Les attentats du 13 novembre 2015 ont marqué un tournant décisif dans notre manière d’intervenir sur le terrain. Si le déclenchement du dispositif ARAMIS (Actions régionales sur accidents multi-sites et interventions spécifiques) a permis une réponse rapide et coordonnée, cette nuit tragique a aussi mis en lumière les risques encourus par nos secouristes. Dix ans plus tard, ces enseignements nourrissent encore notre réflexion sur la préparation et la sécurité des volontaires en situation de crise.
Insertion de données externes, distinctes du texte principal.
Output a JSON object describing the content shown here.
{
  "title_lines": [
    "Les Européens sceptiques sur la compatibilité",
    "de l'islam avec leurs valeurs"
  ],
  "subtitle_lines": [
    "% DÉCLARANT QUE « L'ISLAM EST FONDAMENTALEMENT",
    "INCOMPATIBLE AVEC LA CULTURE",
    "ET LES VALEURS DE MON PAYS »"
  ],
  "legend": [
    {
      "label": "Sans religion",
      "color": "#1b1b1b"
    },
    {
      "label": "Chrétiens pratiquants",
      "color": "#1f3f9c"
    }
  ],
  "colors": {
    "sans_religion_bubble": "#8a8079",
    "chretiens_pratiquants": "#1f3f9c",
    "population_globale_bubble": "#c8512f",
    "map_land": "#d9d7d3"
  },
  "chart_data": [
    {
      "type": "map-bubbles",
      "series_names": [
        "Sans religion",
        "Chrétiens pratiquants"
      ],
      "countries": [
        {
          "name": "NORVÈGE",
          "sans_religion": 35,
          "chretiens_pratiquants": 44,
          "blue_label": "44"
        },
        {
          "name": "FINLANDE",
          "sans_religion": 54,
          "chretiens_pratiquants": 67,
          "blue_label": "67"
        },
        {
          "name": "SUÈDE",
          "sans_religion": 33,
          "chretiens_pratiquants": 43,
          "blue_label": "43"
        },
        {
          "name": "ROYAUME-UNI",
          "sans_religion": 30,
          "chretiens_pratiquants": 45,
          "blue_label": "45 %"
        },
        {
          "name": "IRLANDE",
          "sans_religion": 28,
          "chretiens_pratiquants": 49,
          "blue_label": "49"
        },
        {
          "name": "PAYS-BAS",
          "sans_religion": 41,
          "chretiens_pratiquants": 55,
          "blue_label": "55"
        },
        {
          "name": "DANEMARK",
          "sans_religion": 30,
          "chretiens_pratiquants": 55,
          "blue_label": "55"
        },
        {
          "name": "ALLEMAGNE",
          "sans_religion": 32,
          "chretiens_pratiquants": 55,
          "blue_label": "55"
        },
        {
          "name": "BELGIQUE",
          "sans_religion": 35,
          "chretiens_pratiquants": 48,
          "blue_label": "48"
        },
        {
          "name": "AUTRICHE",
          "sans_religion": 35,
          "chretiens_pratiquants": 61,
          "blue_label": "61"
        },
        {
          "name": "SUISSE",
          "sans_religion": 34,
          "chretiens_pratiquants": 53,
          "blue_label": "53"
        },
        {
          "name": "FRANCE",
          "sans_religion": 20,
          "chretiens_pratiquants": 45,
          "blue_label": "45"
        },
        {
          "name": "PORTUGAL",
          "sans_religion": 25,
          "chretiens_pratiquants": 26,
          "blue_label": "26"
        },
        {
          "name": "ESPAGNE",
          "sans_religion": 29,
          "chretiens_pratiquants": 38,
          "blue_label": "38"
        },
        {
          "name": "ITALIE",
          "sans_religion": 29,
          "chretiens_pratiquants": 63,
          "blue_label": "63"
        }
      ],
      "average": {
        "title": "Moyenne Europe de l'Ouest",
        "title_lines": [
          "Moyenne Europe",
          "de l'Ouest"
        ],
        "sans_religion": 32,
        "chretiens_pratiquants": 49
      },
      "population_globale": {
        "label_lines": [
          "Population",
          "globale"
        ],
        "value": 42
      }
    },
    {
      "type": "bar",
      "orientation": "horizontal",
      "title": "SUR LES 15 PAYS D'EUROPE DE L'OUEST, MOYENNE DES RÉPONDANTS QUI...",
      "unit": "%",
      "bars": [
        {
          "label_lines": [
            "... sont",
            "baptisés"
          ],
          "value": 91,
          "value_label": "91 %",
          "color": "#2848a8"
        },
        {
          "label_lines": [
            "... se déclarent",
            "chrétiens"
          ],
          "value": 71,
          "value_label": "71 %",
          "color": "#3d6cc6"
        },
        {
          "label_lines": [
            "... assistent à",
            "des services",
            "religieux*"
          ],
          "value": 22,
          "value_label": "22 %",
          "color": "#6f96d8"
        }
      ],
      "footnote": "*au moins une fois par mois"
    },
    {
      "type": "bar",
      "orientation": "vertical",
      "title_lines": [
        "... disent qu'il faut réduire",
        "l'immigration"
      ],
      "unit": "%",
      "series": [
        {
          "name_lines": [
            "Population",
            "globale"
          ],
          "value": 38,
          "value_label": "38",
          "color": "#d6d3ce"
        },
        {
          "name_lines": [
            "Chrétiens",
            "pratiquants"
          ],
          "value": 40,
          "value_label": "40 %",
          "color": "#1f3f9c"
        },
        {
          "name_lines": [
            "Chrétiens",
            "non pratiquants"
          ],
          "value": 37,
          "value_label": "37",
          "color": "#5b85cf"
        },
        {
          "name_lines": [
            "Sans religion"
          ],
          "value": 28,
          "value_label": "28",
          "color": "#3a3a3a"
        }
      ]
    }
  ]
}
L’analyse de Philippe Testa et Stéphane Casati, tous deux membres de la Direction nationale de l’Urgence et des opérations.

Pouvez-vous nous rappeler l’origine du plan ARAMIS ?

Philippe Testa, adjoint au directeur de l’Urgence et des opérations : Le plan « ARAMIS » est né d'une réflexion amorcée après une série d'attentats survenus au cours des années précédentes : ceux du 11 septembre 2001 contre le World Trade Center à Manhattan tout d’abord, puis deux événements décisifs survenus quelques années plus tard : le 11 mars 2004, sept bombes explosent dans plusieurs trains en gare d'Atocha à Madrid, trois autres dans des gares de banlieue. Le 7 juillet 2005 c’est Londres qui est frappée. Quatre explosions simultanées se produisent dans le métro et un bus, perpétrées par des kamikazes. Nous nous sommes alors posé légitimement cette question : et si cela arrivait à Paris ? Que ferions-nous en cas d'attaques coordonnées sur plusieurs sites, entraînant des risques concomitants de sur-événement ou de sur-accident ? C’est comme cela que le plan ARAMIS Ile-de-France a été écrit en 2006. Et puis, sont arrivés les attentats de 2015.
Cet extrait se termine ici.